Gregg Giannotti asked if it’s more or less beneficial from a teaching standpoint for details to leak out when a player is in trouble.
“I think it’s situational. I think there (are) times where, in order to protect the student-athlete or protect the university, obviously there are things you can’t say from a legal standpoint. But, I also think there’s times where when you hear ‘violation of team rules’ or you hear certain things, your mind races to the absolute worst. And I think that there’s sometimes where kids get painted a little bit unfairly,” Toole said. “I think that that’s something at times where those details could come out, either to hold those student-athletes accountable or to be able to really have people understand, ‘Hey, they made a mistake, they’re getting punished, and let’s move on, let’s not hold it against them for an extended period of time.'”
The guys discussed incidents of academic fraud throughout college athletics. Toole said that increased communication between coaches and professors would be beneficial.
“I think if there was more communication, there’d be a chance that there’s less fraud. Because now both parties are understanding these guys are student-athletes and not just saying, ‘Hey, they’re here to play basketball and this is a separate entity from our campus and our classrooms.’ and all that kind of stuff,” Toole said.

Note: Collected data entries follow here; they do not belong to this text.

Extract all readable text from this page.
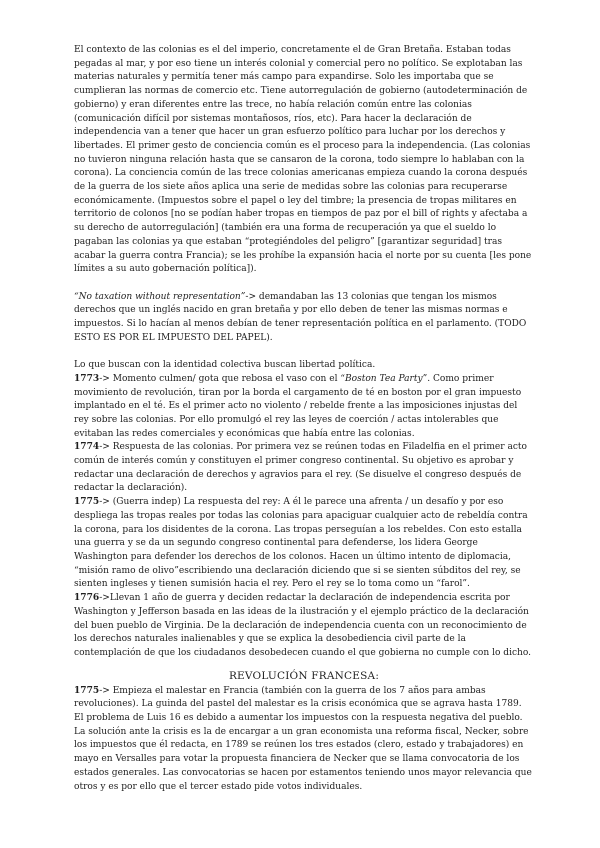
El contexto de las colonias es el del imperio, concretamente el de Gran Bretaña. Estaban todas pegadas al mar, y por eso tiene un interés colonial y comercial pero no político. Se explotaban las materias naturales y permitía tener más campo para expandirse. Solo les importaba que se cumplieran las normas de comercio etc. Tiene autorregulación de gobierno (autodeterminación de gobierno) y eran diferentes entre las trece, no había relación común entre las colonias (comunicación difícil por sistemas montañosos, ríos, etc). Para hacer la declaración de independencia van a tener que hacer un gran esfuerzo político para luchar por los derechos y libertades. El primer gesto de conciencia común es el proceso para la independencia. (Las colonias no tuvieron ninguna relación hasta que se cansaron de la corona, todo siempre lo hablaban con la corona). La conciencia común de las trece colonias americanas empieza cuando la corona después de la guerra de los siete años aplica una serie de medidas sobre las colonias para recuperarse económicamente. (Impuestos sobre el papel o ley del timbre; la presencia de tropas militares en territorio de colonos [no se podían haber tropas en tiempos de paz por el bill of rights y afectaba a su derecho de autorregulación] (también era una forma de recuperación ya que el sueldo lo pagaban las colonias ya que estaban “protegiéndoles del peligro” [garantizar seguridad] tras acabar la guerra contra Francia); se les prohíbe la expansión hacia el norte por su cuenta [les pone límites a su auto gobernación política]).

“No taxation without representation”-> demandaban las 13 colonias que tengan los mismos derechos que un inglés nacido en gran bretaña y por ello deben de tener las mismas normas e impuestos. Si lo hacían al menos debían de tener representación política en el parlamento. (TODO ESTO ES POR EL IMPUESTO DEL PAPEL).

Lo que buscan con la identidad colectiva buscan libertad política.

1773-> Momento culmen/ gota que rebosa el vaso con el “Boston Tea Party”. Como primer movimiento de revolución, tiran por la borda el cargamento de té en boston por el gran impuesto implantado en el té. Es el primer acto no violento / rebelde frente a las imposiciones injustas del rey sobre las colonias. Por ello promulgó el rey las leyes de coerción / actas intolerables que evitaban las redes comerciales y económicas que había entre las colonias.

1774-> Respuesta de las colonias. Por primera vez se reúnen todas en Filadelfia en el primer acto común de interés común y constituyen el primer congreso continental. Su objetivo es aprobar y redactar una declaración de derechos y agravios para el rey. (Se disuelve el congreso después de redactar la declaración).

1775-> (Guerra indep) La respuesta del rey: A él le parece una afrenta / un desafío y por eso despliega las tropas reales por todas las colonias para apaciguar cualquier acto de rebeldía contra la corona, para los disidentes de la corona. Las tropas perseguían a los rebeldes. Con esto estalla una guerra y se da un segundo congreso continental para defenderse, los lidera George Washington para defender los derechos de los colonos. Hacen un último intento de diplomacia, “misión ramo de olivo”escribiendo una declaración diciendo que si se sienten súbditos del rey, se sienten ingleses y tienen sumisión hacia el rey. Pero el rey se lo toma como un “farol”.

1776->Llevan 1 año de guerra y deciden redactar la declaración de independencia escrita por Washington y Jefferson basada en las ideas de la ilustración y el ejemplo práctico de la declaración del buen pueblo de Virginia. De la declaración de independencia cuenta con un reconocimiento de los derechos naturales inalienables y que se explica la desobediencia civil parte de la contemplación de que los ciudadanos desobedecen cuando el que gobierna no cumple con lo dicho.

REVOLUCIÓN FRANCESA:

1775-> Empieza el malestar en Francia (también con la guerra de los 7 años para ambas revoluciones). La guinda del pastel del malestar es la crisis económica que se agrava hasta 1789. El problema de Luis 16 es debido a aumentar los impuestos con la respuesta negativa del pueblo. La solución ante la crisis es la de encargar a un gran economista una reforma fiscal, Necker, sobre los impuestos que él redacta, en 1789 se reúnen los tres estados (clero, estado y trabajadores) en mayo en Versalles para votar la propuesta financiera de Necker que se llama convocatoria de los estados generales. Las convocatorias se hacen por estamentos teniendo unos mayor relevancia que otros y es por ello que el tercer estado pide votos individuales.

The guys talked about the theory that the BCS conferences might eventually try to break away from the smaller conferences and the NCAA.
“I think what you’re going to start to see is basically those BCS conferences saying, ‘This is what we’re going to do, and if everybody else wants to do it, you can, but don’t stop us from doing it,'” Toole said.
He added that it’s not necessarily a terrible thing because it might provide a better experience for the student-athlete, but it causes him to wonder where things will end up.